Nel 1984, ai tempi del referendum sulla cassa integrazione, si era ovviamente schierato con Craxi contro Berlinguer. ma quando dieci anni dopo la sinistra della CGIL gli rimproverava di essere stato vicino a «Ghino di Tacco» lui, splendidamente diplomatico (è la sua dote principale) svicolava da fuoriclasse: «Io ero per la segreteria di Antonio Giolitti, in quel gruppo di intellettuali vicini a
Mondoperaio che sostenne la sua candidatura e fu sconfitto». Ma se l’ultima battaglia del vecchio Giolitti contro il craxismo era del 1979, che cosa aveva fatto nei rimanenti 23 anni? Interrogato da Fabio Martini, su La Stampa, un ex socialista come Giuliano Cazzola, ha ricordato che durante l’epoca d’oro di Bettino, «Epifani faceva moderata fronda, in sintonia con chi nel Psi (ovvero i craxiani, ndr) voleva che la rottura nella Cgil si acuisse». Il resto è una vita parallela con Cofferati: anagrafe, scelte politiche, ingressi in segreteria, tutto in tandem. Agli iscritti della componente postcomunista fa sapere del bel ritratto di Giuseppe Di Vittorio dipinto da Carlo Levi che teneva appeso nel suo ufficio: non quello «ufficiale» con la giacca e il vestito buono che vollero gli ortodossi del sindacato, ma quello descamisado e lieto che fece gridare alla dissacrazione.
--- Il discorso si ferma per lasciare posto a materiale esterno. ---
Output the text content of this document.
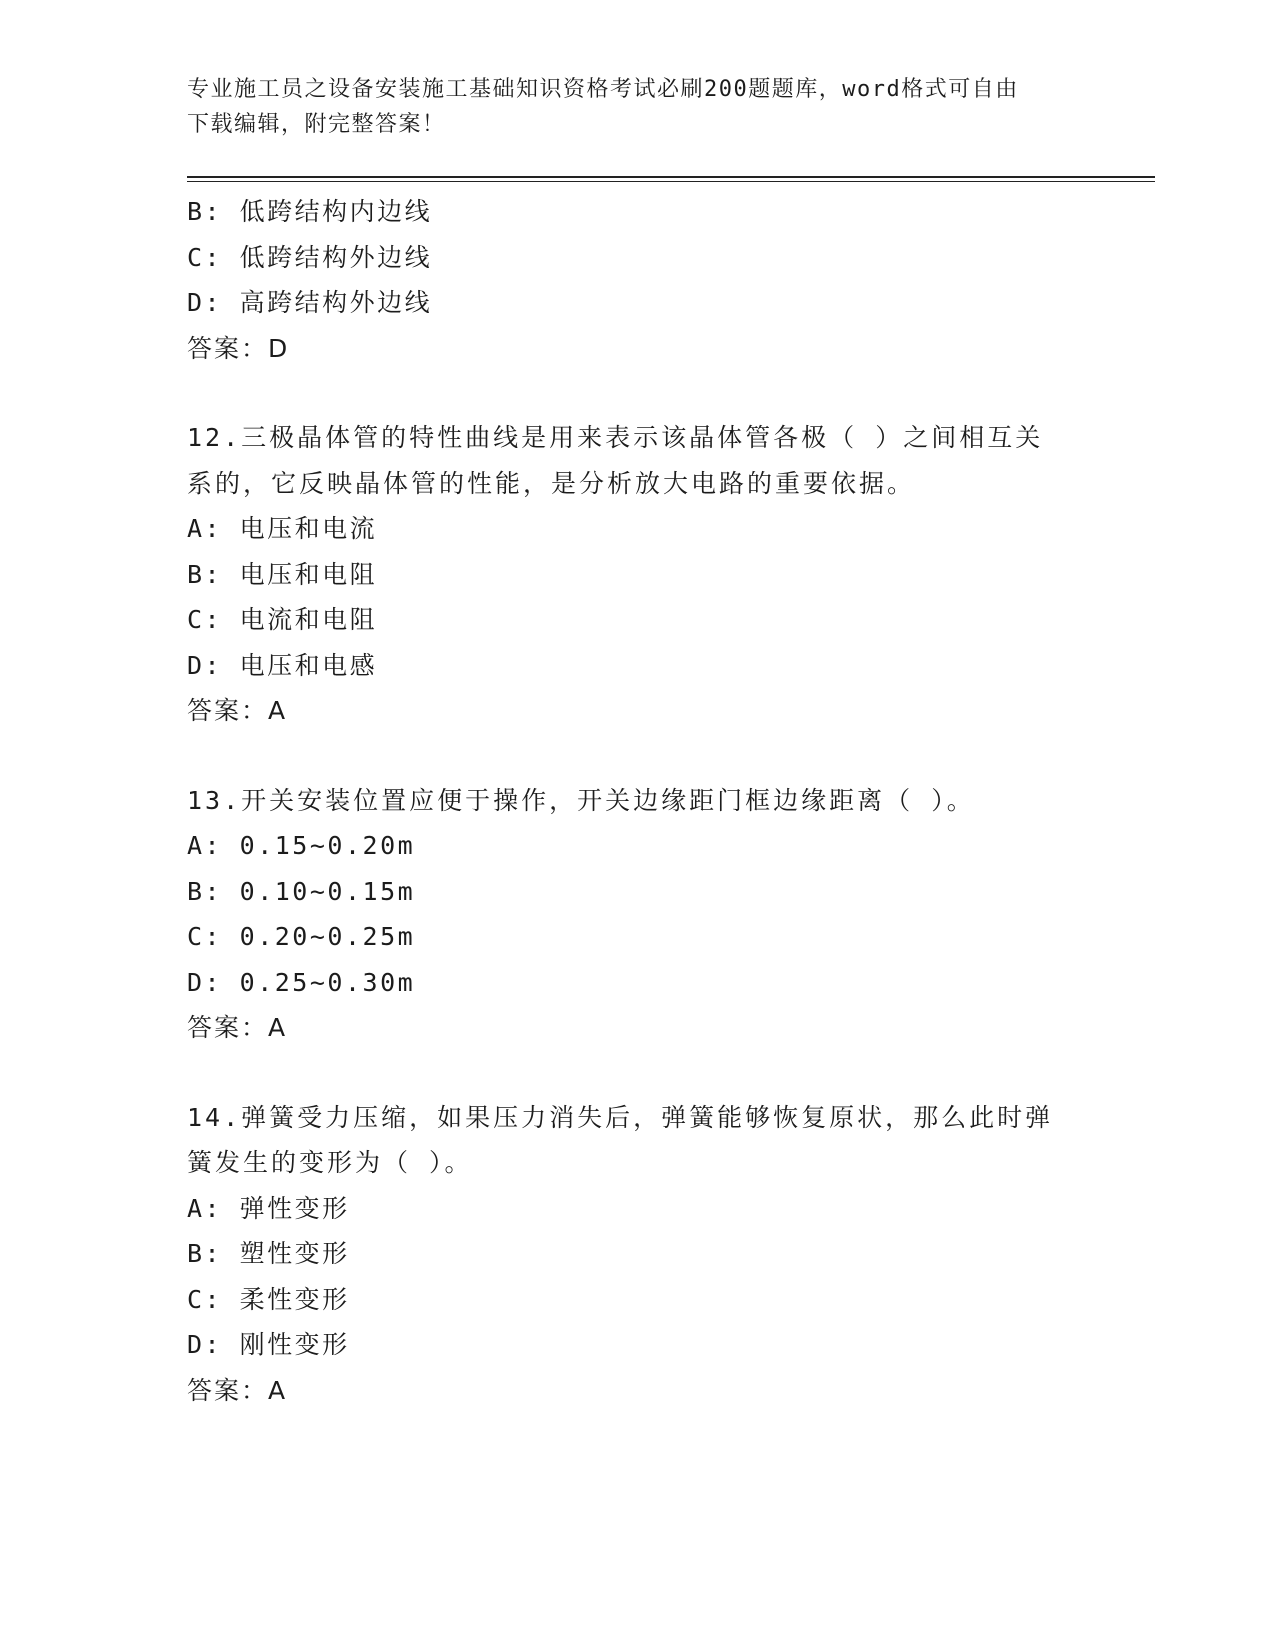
专业施工员之设备安装施工基础知识资格考试必刷200题题库，word格式可自由
下载编辑，附完整答案！
B: 低跨结构内边线
C: 低跨结构外边线
D: 高跨结构外边线
答案：D
12.三极晶体管的特性曲线是用来表示该晶体管各极（ ）之间相互关
系的，它反映晶体管的性能，是分析放大电路的重要依据。
A: 电压和电流
B: 电压和电阻
C: 电流和电阻
D: 电压和电感
答案：A
13.开关安装位置应便于操作，开关边缘距门框边缘距离（ ）。
A: 0.15~0.20m
B: 0.10~0.15m
C: 0.20~0.25m
D: 0.25~0.30m
答案：A
14.弹簧受力压缩，如果压力消失后，弹簧能够恢复原状，那么此时弹
簧发生的变形为（ ）。
A: 弹性变形
B: 塑性变形
C: 柔性变形
D: 刚性变形
答案：A
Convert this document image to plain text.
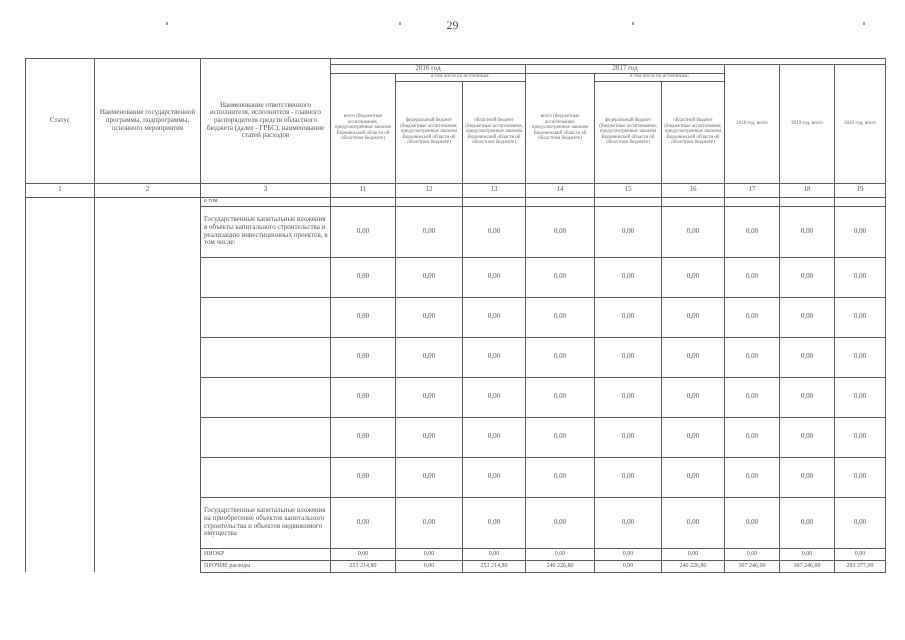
29
Статус	Наименование государственной программы, подпрограммы, основного мероприятия	Наименование ответственного исполнителя, исполнителя - главного распорядителя средств областного бюджета (далее - ГРБС), наименование статей расходов									
			2016 год			2017 год			2018 год, всего	2019 год, всего	2020 год, всего
			всего (бюджетные ассигнования, предусмотренные законом Воронежской области об областном бюджете)	в том числе по источникам:		всего (бюджетные ассигнования, предусмотренные законом Воронежской области об областном бюджете)	в том числе по источникам:				
				федеральный бюджет (бюджетные ассигнования, предусмотренные законом Воронежской области об областном бюджете)	областной бюджет (бюджетные ассигнования, предусмотренные законом Воронежской области об областном бюджете)		федеральный бюджет (бюджетные ассигнования, предусмотренные законом Воронежской области об областном бюджете)	областной бюджет (бюджетные ассигнования, предусмотренные законом Воронежской области об областном бюджете)			
1	2	3	11	12	13	14	15	16	17	18	19
		в том									
		Государственные капитальные вложения в объекты капитального строительства и реализацию инвестиционных проектов, в том числе:	0,00	0,00	0,00	0,00	0,00	0,00	0,00	0,00	0,00
			0,00	0,00	0,00	0,00	0,00	0,00	0,00	0,00	0,00
			0,00	0,00	0,00	0,00	0,00	0,00	0,00	0,00	0,00
			0,00	0,00	0,00	0,00	0,00	0,00	0,00	0,00	0,00
			0,00	0,00	0,00	0,00	0,00	0,00	0,00	0,00	0,00
			0,00	0,00	0,00	0,00	0,00	0,00	0,00	0,00	0,00
			0,00	0,00	0,00	0,00	0,00	0,00	0,00	0,00	0,00
		Государственные капитальные вложения на приобретение объектов капитального строительства и объектов недвижимого имущества	0,00	0,00	0,00	0,00	0,00	0,00	0,00	0,00	0,00
		НИОКР	0,00	0,00	0,00	0,00	0,00	0,00	0,00	0,00	0,00
		ПРОЧИЕ расходы	253 214,80	0,00	253 214,80	240 226,80	0,00	240 226,80	307 246,00	307 246,00	293 377,09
Ai cattolici margheritisti che il padre era un «riformista fanfaniano». Agli anticomunisti ricorda che la sua prima iniziativa politica, da ragazzo, a scuola «fu la commemorazione di Jan Palach», il martire del Sessantotto antisovietico a Praga. Ai riformisti appassionati, al sanguinoso derby delle socialdemocrazie europee diceva, con mirabile equilibrio cerchiobottista: «Il cuore è con Jospin, ma stimo anche Blair». Dopo le dimissioni dal sindacato Epifani è stato il decisivo king maker, socialista come lei. Insomma, , Guglielmo il conquistatore ha costruendo la sua immagine con la stessa passione per il mosaico policromo e per le sfumature. In questo Pd dilaniato dalla guerra per bande questa doti ieri lo hanno reso indispensabile: se gli riesce il traghettamento, come lo immagina lui, sarà da Epifani a Epifani.